On Mon, 17 Dec 2007 22:51:01 -0500, souga soga <
souga1234@GMAIL.COM> wrote:
>I apologize for not being specific, anyway what i need is in
your first
>paragraph
>
>"In your example every value of X has every value of Y. If
this is
>accurate then sort by X Y, and select first record in first
group of
>X's, second record from the second group, etc. to the last
group of
>X's taking the last record in the group."
>
>Unfortunately i do not know how to program this, can someone
help!
>
>Thanks again,
>Sa
>
>On Dec 17, 2007 10:03 PM, <iw1junk@comcast.net> wrote:
>
>> Summary: Specs should precede solution.
>> #iw-value=1
>>
>> Souga,
>>
>> In your example every value of X has every value of Y. If
this is
>> accurate then sort by X Y, and select first record in first
group of
>> X's, second record from the second group, etc. to the last
group of
>> X's taking the last record in the group.
>>
>> If your example is not accurate, then it makes no sense for
anyone to
>> give an answer until more is known about the requirements.
For
>> example, suppose there are 5 distinct value of X and 4
distinct values
>> of Y, then it is impossible to have every value of X in the
output
>> file no matter how the Y values are distributed.
Consequently there
>> is
>> no solution when all values of X must be used.
>>
>> So the real question is - what do you have, and what are the
>> requirements for what you want?
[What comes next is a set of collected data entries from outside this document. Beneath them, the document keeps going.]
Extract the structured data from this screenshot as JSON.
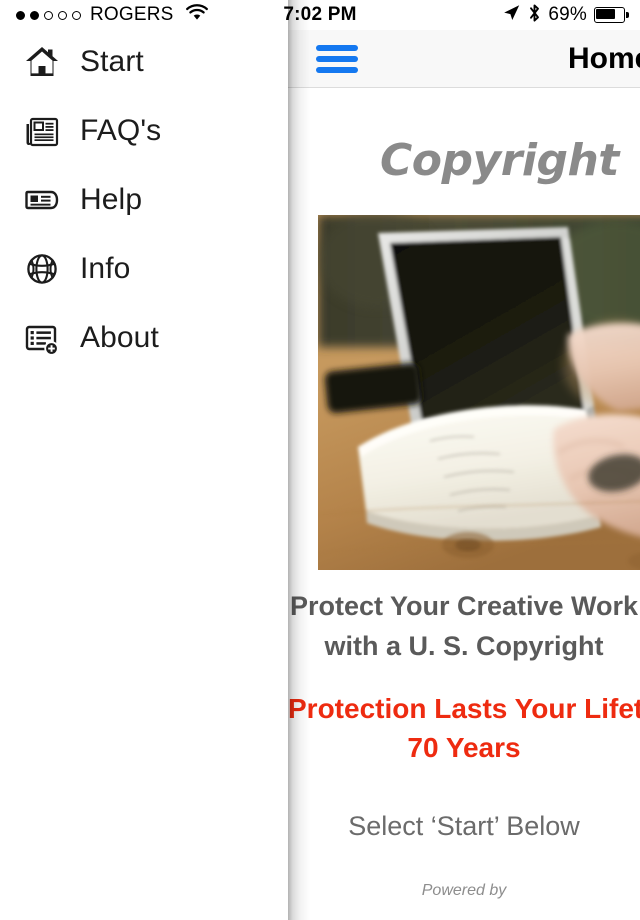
{
  "status_bar": {
    "signal_dots_filled": 2,
    "signal_dots_total": 5,
    "carrier": "ROGERS",
    "wifi_icon": "wifi-icon",
    "time": "7:02 PM",
    "location_icon": "location-arrow-icon",
    "bluetooth_icon": "bluetooth-icon",
    "battery_percent": "69%",
    "battery_level": 69
  },
  "drawer": {
    "items": [
      {
        "label": "Start",
        "icon": "home-icon"
      },
      {
        "label": "FAQ's",
        "icon": "newspaper-icon"
      },
      {
        "label": "Help",
        "icon": "id-card-icon"
      },
      {
        "label": "Info",
        "icon": "globe-icon"
      },
      {
        "label": "About",
        "icon": "list-add-icon"
      }
    ]
  },
  "navbar": {
    "menu_icon": "hamburger-menu-icon",
    "title": "Home",
    "menu_icon_color": "#1478f0"
  },
  "page": {
    "logo_text": "Copyright",
    "hero_image_alt": "hands-writing-in-notebook-beside-laptop-photo",
    "heading_line1": "Protect Your Creative Work",
    "heading_line2": "with a U. S. Copyright",
    "red_line1": "Protection Lasts Your Lifetime +",
    "red_line2": "70 Years",
    "select_text": "Select ‘Start’ Below",
    "footer_text": "Powered by",
    "heading_color": "#5a5a5a",
    "red_color": "#ee2b10",
    "logo_color": "#8a8a8a"
  }
}
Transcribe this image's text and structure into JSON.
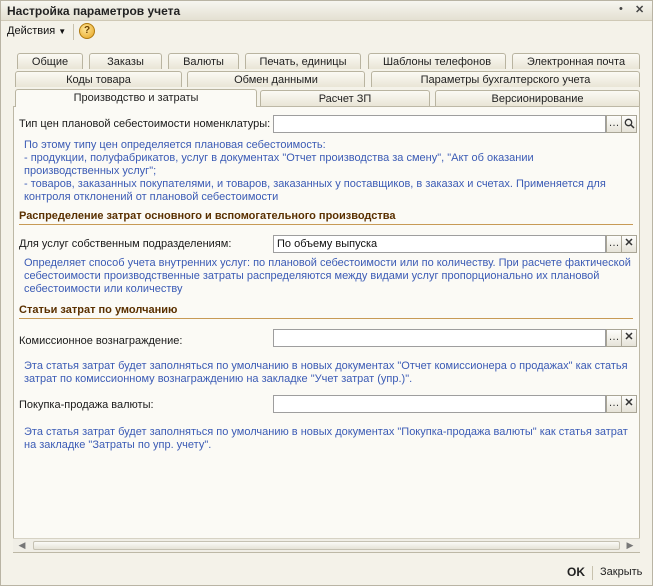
{
  "window": {
    "title": "Настройка параметров учета"
  },
  "toolbar": {
    "actions_label": "Действия",
    "help_glyph": "?"
  },
  "tabs": {
    "row1": [
      "Общие",
      "Заказы",
      "Валюты",
      "Печать, единицы",
      "Шаблоны телефонов",
      "Электронная почта"
    ],
    "row2": [
      "Коды товара",
      "Обмен данными",
      "Параметры бухгалтерского учета"
    ],
    "row3": [
      "Производство и затраты",
      "Расчет ЗП",
      "Версионирование"
    ]
  },
  "production": {
    "cost_price_type": {
      "label": "Тип цен плановой себестоимости номенклатуры:",
      "value": "",
      "note": [
        "По этому типу цен определяется плановая себестоимость:",
        "- продукции, полуфабрикатов, услуг в документах \"Отчет производства за смену\", \"Акт об оказании",
        "производственных услуг\";",
        "- товаров, заказанных покупателями, и товаров, заказанных у поставщиков, в заказах и счетах. Применяется для",
        "контроля отклонений от плановой себестоимости"
      ]
    },
    "section_distribution": "Распределение затрат основного и вспомогательного производства",
    "own_units": {
      "label": "Для услуг собственным подразделениям:",
      "value": "По объему выпуска",
      "note": [
        "Определяет способ учета внутренних услуг: по плановой себестоимости или по количеству. При расчете фактической",
        "себестоимости производственные затраты распределяются между видами услуг пропорционально их плановой",
        "себестоимости или количеству"
      ]
    },
    "section_default_items": "Статьи затрат по умолчанию",
    "commission": {
      "label": "Комиссионное вознаграждение:",
      "value": "",
      "note": [
        "Эта статья затрат будет заполняться по умолчанию в новых документах \"Отчет комиссионера о продажах\" как статья",
        "затрат по комиссионному вознаграждению на закладке \"Учет затрат (упр.)\"."
      ]
    },
    "currency": {
      "label": "Покупка-продажа валюты:",
      "value": "",
      "note": [
        "Эта статья затрат будет заполняться по умолчанию в новых документах \"Покупка-продажа валюты\" как статья затрат",
        "на закладке \"Затраты по упр. учету\"."
      ]
    }
  },
  "footer": {
    "ok_label": "OK",
    "close_label": "Закрыть"
  },
  "icons": {
    "dropdown": "chevron-down-icon",
    "search": "search-icon",
    "clear": "clear-x-icon",
    "ellipsis": "ellipsis-icon"
  }
}
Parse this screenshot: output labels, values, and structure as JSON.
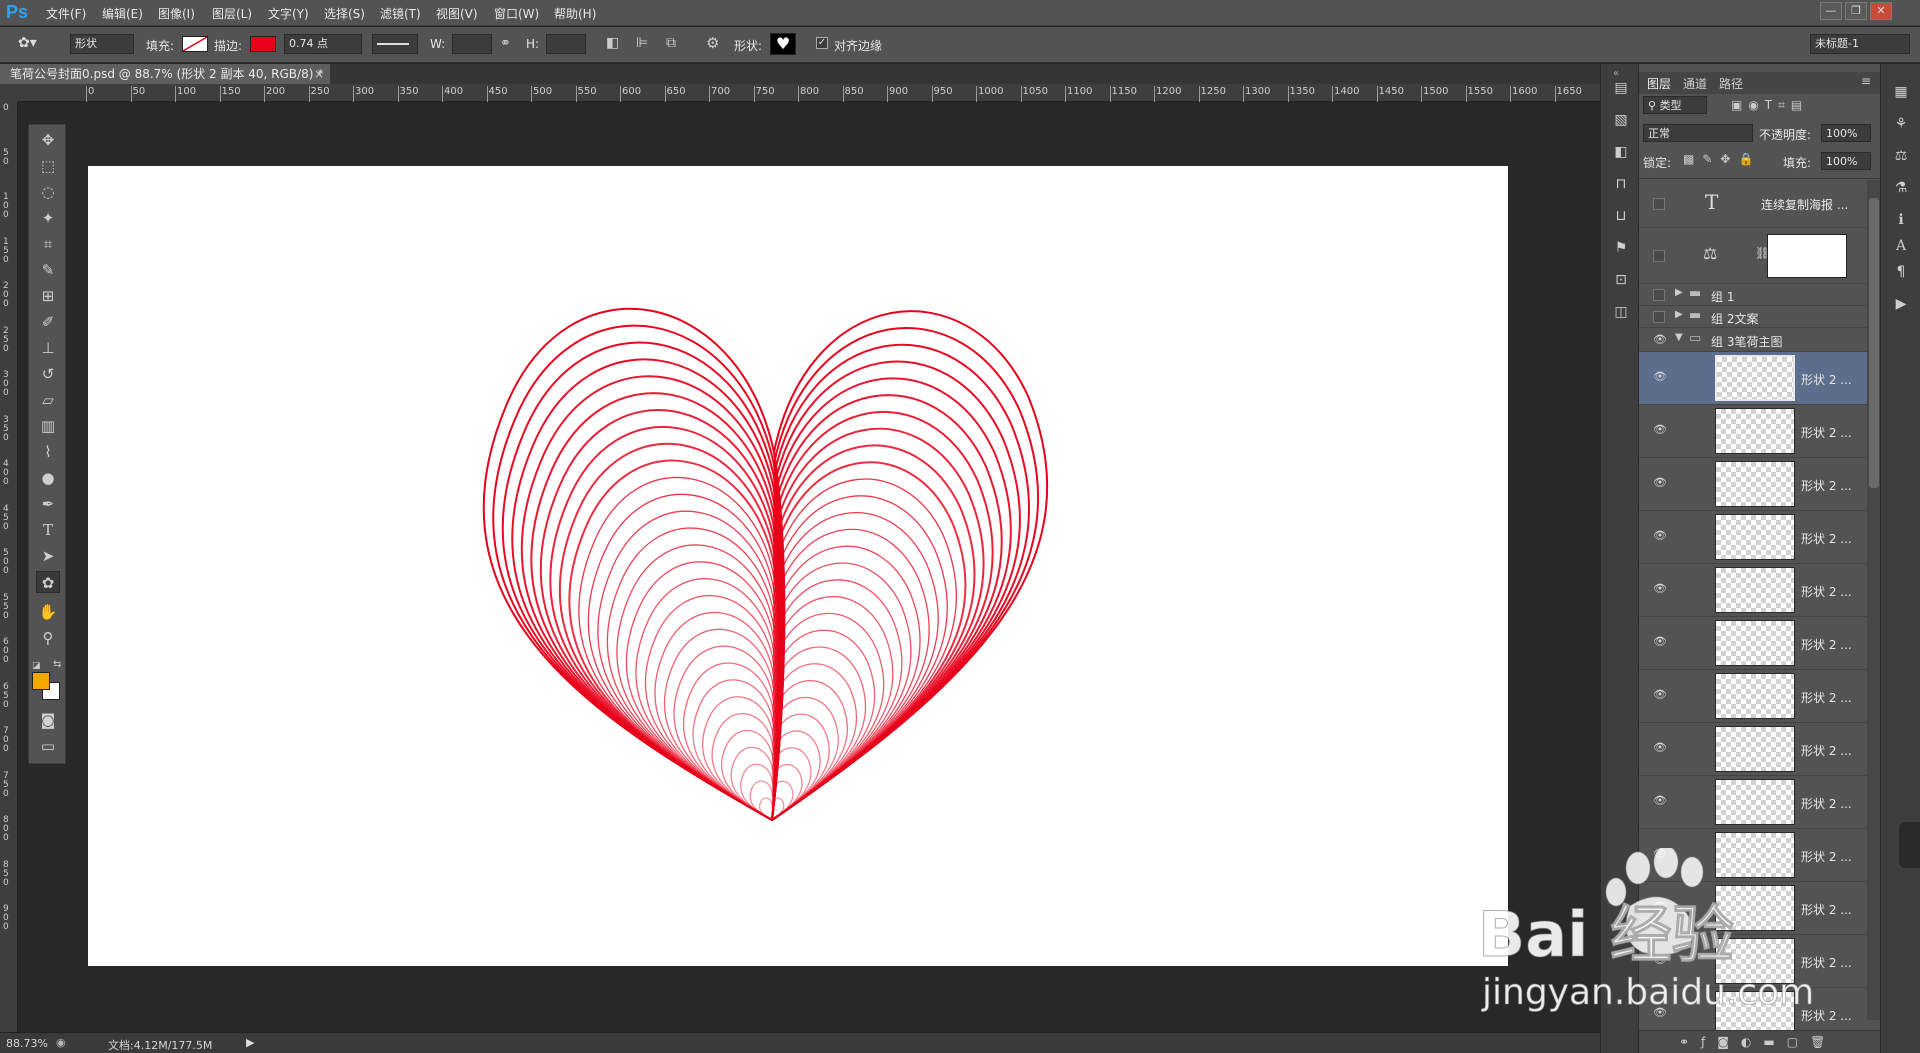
{
  "app": {
    "logo": "Ps"
  },
  "menu": [
    "文件(F)",
    "编辑(E)",
    "图像(I)",
    "图层(L)",
    "文字(Y)",
    "选择(S)",
    "滤镜(T)",
    "视图(V)",
    "窗口(W)",
    "帮助(H)"
  ],
  "window_buttons": [
    "—",
    "❐",
    "✕"
  ],
  "options": {
    "mode": "形状",
    "fill_label": "填充:",
    "stroke_label": "描边:",
    "stroke_color": "#e8001a",
    "stroke_width": "0.74 点",
    "w_label": "W:",
    "h_label": "H:",
    "shape_label": "形状:",
    "align_edges": "对齐边缘",
    "workspace": "未标题-1"
  },
  "document": {
    "tab_title": "笔荷公号封面0.psd @ 88.7% (形状 2 副本 40, RGB/8) *"
  },
  "ruler": {
    "h_ticks": [
      "0",
      "50",
      "100",
      "150",
      "200",
      "250",
      "300",
      "350",
      "400",
      "450",
      "500",
      "550",
      "600",
      "650",
      "700",
      "750",
      "800",
      "850",
      "900",
      "950",
      "1000",
      "1050",
      "1100",
      "1150",
      "1200",
      "1250",
      "1300",
      "1350",
      "1400",
      "1450",
      "1500",
      "1550",
      "1600",
      "1650"
    ],
    "v_ticks": [
      "0",
      "5 0",
      "1 0 0",
      "1 5 0",
      "2 0 0",
      "2 5 0",
      "3 0 0",
      "3 5 0",
      "4 0 0",
      "4 5 0",
      "5 0 0",
      "5 5 0",
      "6 0 0",
      "6 5 0",
      "7 0 0",
      "7 5 0",
      "8 0 0",
      "8 5 0",
      "9 0 0"
    ]
  },
  "tools": [
    "move-icon",
    "marquee-icon",
    "lasso-icon",
    "magic-wand-icon",
    "crop-icon",
    "eyedropper-icon",
    "healing-icon",
    "brush-icon",
    "stamp-icon",
    "history-brush-icon",
    "eraser-icon",
    "gradient-icon",
    "blur-icon",
    "dodge-icon",
    "pen-icon",
    "type-icon",
    "path-select-icon",
    "shape-icon",
    "hand-icon",
    "zoom-icon"
  ],
  "colors": {
    "foreground": "#f5a800",
    "background": "#ffffff",
    "heart_stroke": "#e8001a"
  },
  "status": {
    "zoom": "88.73%",
    "doc_size": "文档:4.12M/177.5M"
  },
  "layers_panel": {
    "tabs": [
      "图层",
      "通道",
      "路径"
    ],
    "filter_label": "类型",
    "blend_mode": "正常",
    "opacity_label": "不透明度:",
    "opacity_value": "100%",
    "lock_label": "锁定:",
    "fill_label": "填充:",
    "fill_value": "100%",
    "text_layer_name": "连续复制海报 ...",
    "groups": [
      "组 1",
      "组 2文案",
      "组 3笔荷主图"
    ],
    "shape_layer_name": "形状 2 ..."
  },
  "watermark": {
    "text": "Bai 经验",
    "url": "jingyan.baidu.com"
  }
}
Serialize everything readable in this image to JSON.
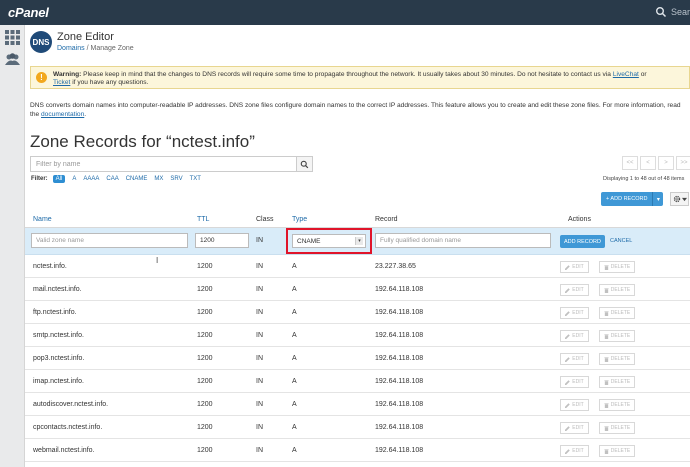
{
  "topbar": {
    "logo": "cPanel",
    "search_label": "Search"
  },
  "sidebar": {
    "items": [
      {
        "icon": "grid-icon"
      },
      {
        "icon": "users-icon"
      }
    ]
  },
  "page": {
    "icon_text": "DNS",
    "title": "Zone Editor",
    "breadcrumb": {
      "domains": "Domains",
      "sep": "/",
      "current": "Manage Zone"
    }
  },
  "warning": {
    "label": "Warning:",
    "text": "Please keep in mind that the changes to DNS records will require some time to propagate throughout the network. It usually takes about 30 minutes. Do not hesitate to contact us via",
    "livechat": "LiveChat",
    "or": "or",
    "ticket": "Ticket",
    "tail": "if you have any questions."
  },
  "description": {
    "text": "DNS converts domain names into computer-readable IP addresses. DNS zone files configure domain names to the correct IP addresses. This feature allows you to create and edit these zone files. For more information, read the",
    "link": "documentation",
    "end": "."
  },
  "zone": {
    "heading": "Zone Records for “nctest.info”"
  },
  "filter": {
    "placeholder": "Filter by name",
    "label": "Filter:",
    "options": [
      "All",
      "A",
      "AAAA",
      "CAA",
      "CNAME",
      "MX",
      "SRV",
      "TXT"
    ],
    "active": "All"
  },
  "pager": {
    "buttons": [
      "<<",
      "<",
      ">",
      ">>"
    ],
    "displaying": "Displaying 1 to 48 out of 48 items"
  },
  "toolbar": {
    "add_record": "+ ADD RECORD",
    "caret": "▾"
  },
  "table": {
    "headers": {
      "name": "Name",
      "ttl": "TTL",
      "class": "Class",
      "type": "Type",
      "record": "Record",
      "actions": "Actions"
    },
    "new_row": {
      "name_placeholder": "Valid zone name",
      "ttl": "1200",
      "class": "IN",
      "type": "CNAME",
      "record_placeholder": "Fully qualified domain name",
      "add_label": "ADD RECORD",
      "cancel_label": "CANCEL"
    },
    "edit_label": "EDIT",
    "delete_label": "DELETE",
    "rows": [
      {
        "name": "nctest.info.",
        "ttl": "1200",
        "class": "IN",
        "type": "A",
        "record": "23.227.38.65"
      },
      {
        "name": "mail.nctest.info.",
        "ttl": "1200",
        "class": "IN",
        "type": "A",
        "record": "192.64.118.108"
      },
      {
        "name": "ftp.nctest.info.",
        "ttl": "1200",
        "class": "IN",
        "type": "A",
        "record": "192.64.118.108"
      },
      {
        "name": "smtp.nctest.info.",
        "ttl": "1200",
        "class": "IN",
        "type": "A",
        "record": "192.64.118.108"
      },
      {
        "name": "pop3.nctest.info.",
        "ttl": "1200",
        "class": "IN",
        "type": "A",
        "record": "192.64.118.108"
      },
      {
        "name": "imap.nctest.info.",
        "ttl": "1200",
        "class": "IN",
        "type": "A",
        "record": "192.64.118.108"
      },
      {
        "name": "autodiscover.nctest.info.",
        "ttl": "1200",
        "class": "IN",
        "type": "A",
        "record": "192.64.118.108"
      },
      {
        "name": "cpcontacts.nctest.info.",
        "ttl": "1200",
        "class": "IN",
        "type": "A",
        "record": "192.64.118.108"
      },
      {
        "name": "webmail.nctest.info.",
        "ttl": "1200",
        "class": "IN",
        "type": "A",
        "record": "192.64.118.108"
      }
    ]
  },
  "colors": {
    "topbar": "#293a4a",
    "accent": "#3f98d6",
    "highlight": "#e0142a",
    "warning_bg": "#fcf6db"
  }
}
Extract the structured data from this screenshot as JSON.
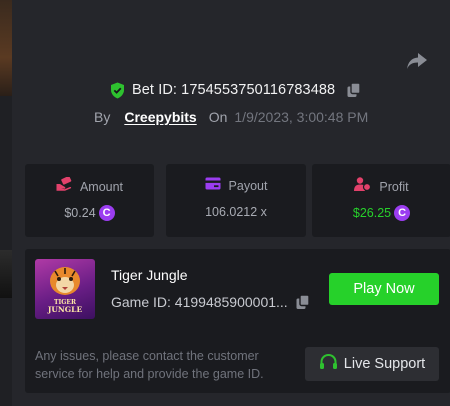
{
  "bet": {
    "label": "Bet ID: 1754553750116783488",
    "by_label": "By",
    "username": "Creepybits",
    "on_label": "On",
    "datetime": "1/9/2023, 3:00:48 PM"
  },
  "stats": {
    "amount": {
      "label": "Amount",
      "value": "$0.24",
      "icon": "wallet-hand-icon",
      "color": "#e2416b"
    },
    "payout": {
      "label": "Payout",
      "value": "106.0212 x",
      "icon": "card-icon",
      "color": "#9b3df0"
    },
    "profit": {
      "label": "Profit",
      "value": "$26.25",
      "icon": "user-coin-icon",
      "color": "#e2416b",
      "value_color": "#27d12b"
    }
  },
  "game": {
    "title": "Tiger Jungle",
    "id_label": "Game ID: 4199485900001...",
    "thumb_text_1": "TIGER",
    "thumb_text_2": "JUNGLE",
    "play_label": "Play Now",
    "note": "Any issues, please contact the customer service for help and provide the game ID.",
    "support_label": "Live Support"
  },
  "currency_symbol": "C",
  "colors": {
    "accent_green": "#26d12a",
    "coin_purple": "#9b3df0",
    "shield_green": "#2ec12f"
  }
}
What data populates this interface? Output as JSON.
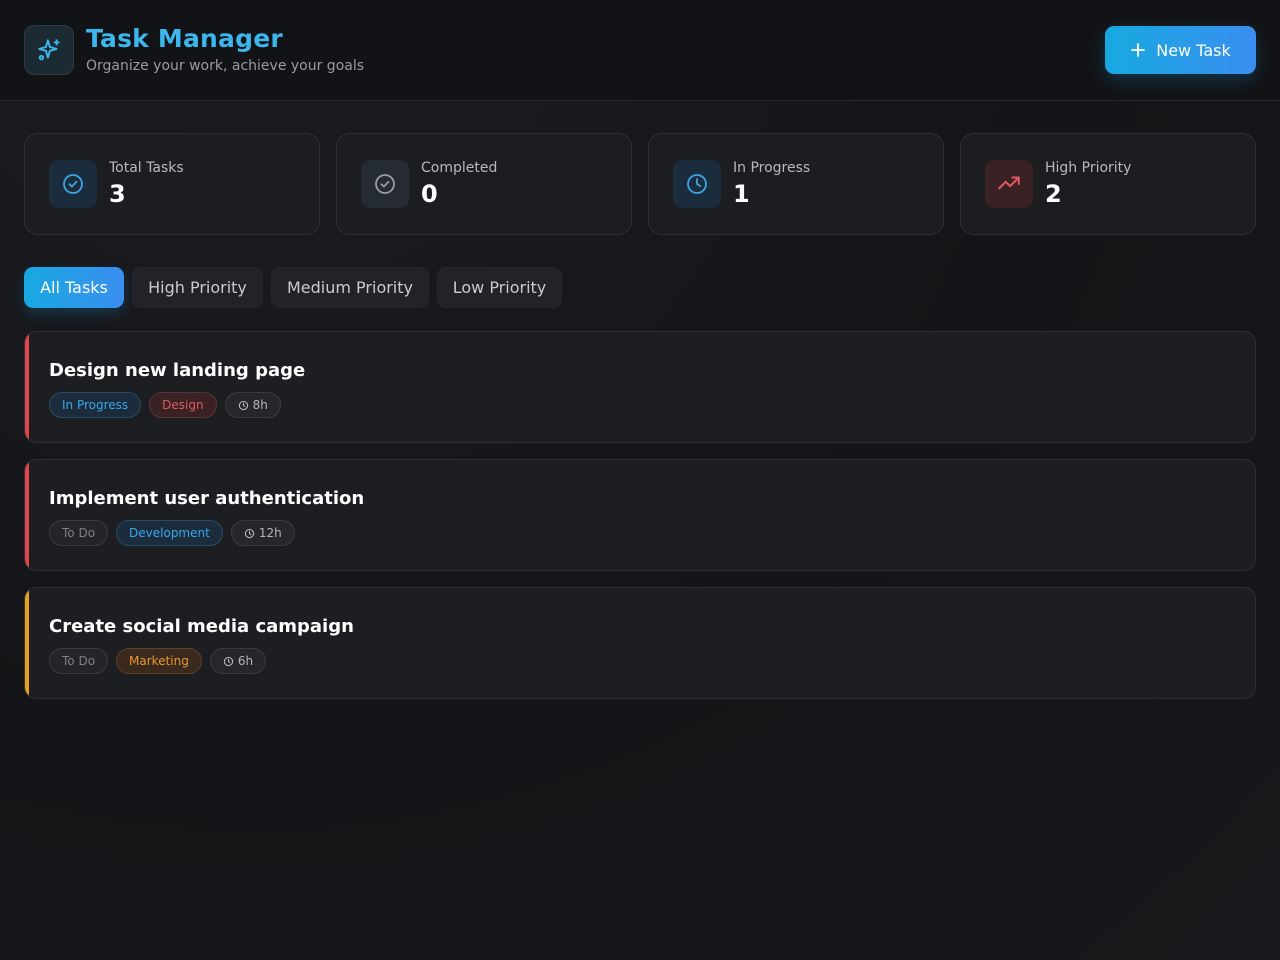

Knowing why would also help
us to
>> know whether the problem is worth thinking about.
>>
>> It sounds like some kind of operations research problem.
>>
>> Ian Whitlock
>> ==============
>> Date: Mon, 17 Dec 2007 19:36:40 -0500
>> Reply-To: souga soga <souga1234@GMAIL.COM >
>> Sender: "SAS(r) Discussion"
>> From: souga soga <souga1234@GMAIL.COM>
>> Subject: selecting a unique set of data.
>> Content-Type: text/plain; charset=ISO-8859-1
>>
>> Hi,
>>
>> X="A001";Y=10;OUTPUT;
>> X="A001";Y=20;OUTPUT;
>> X="A002";Y=10;OUTPUT;
>> X="A002";Y=20;OUTPUT;
>>
>> I need the output to be:
>>
>> X="A001";Y=10;OUTPUT;
>> X="A002";Y=20;OUTPUT;
>>
>> ie. the value of y should not repeat for x
>>
>> Thanks, Sa
>>
>>
|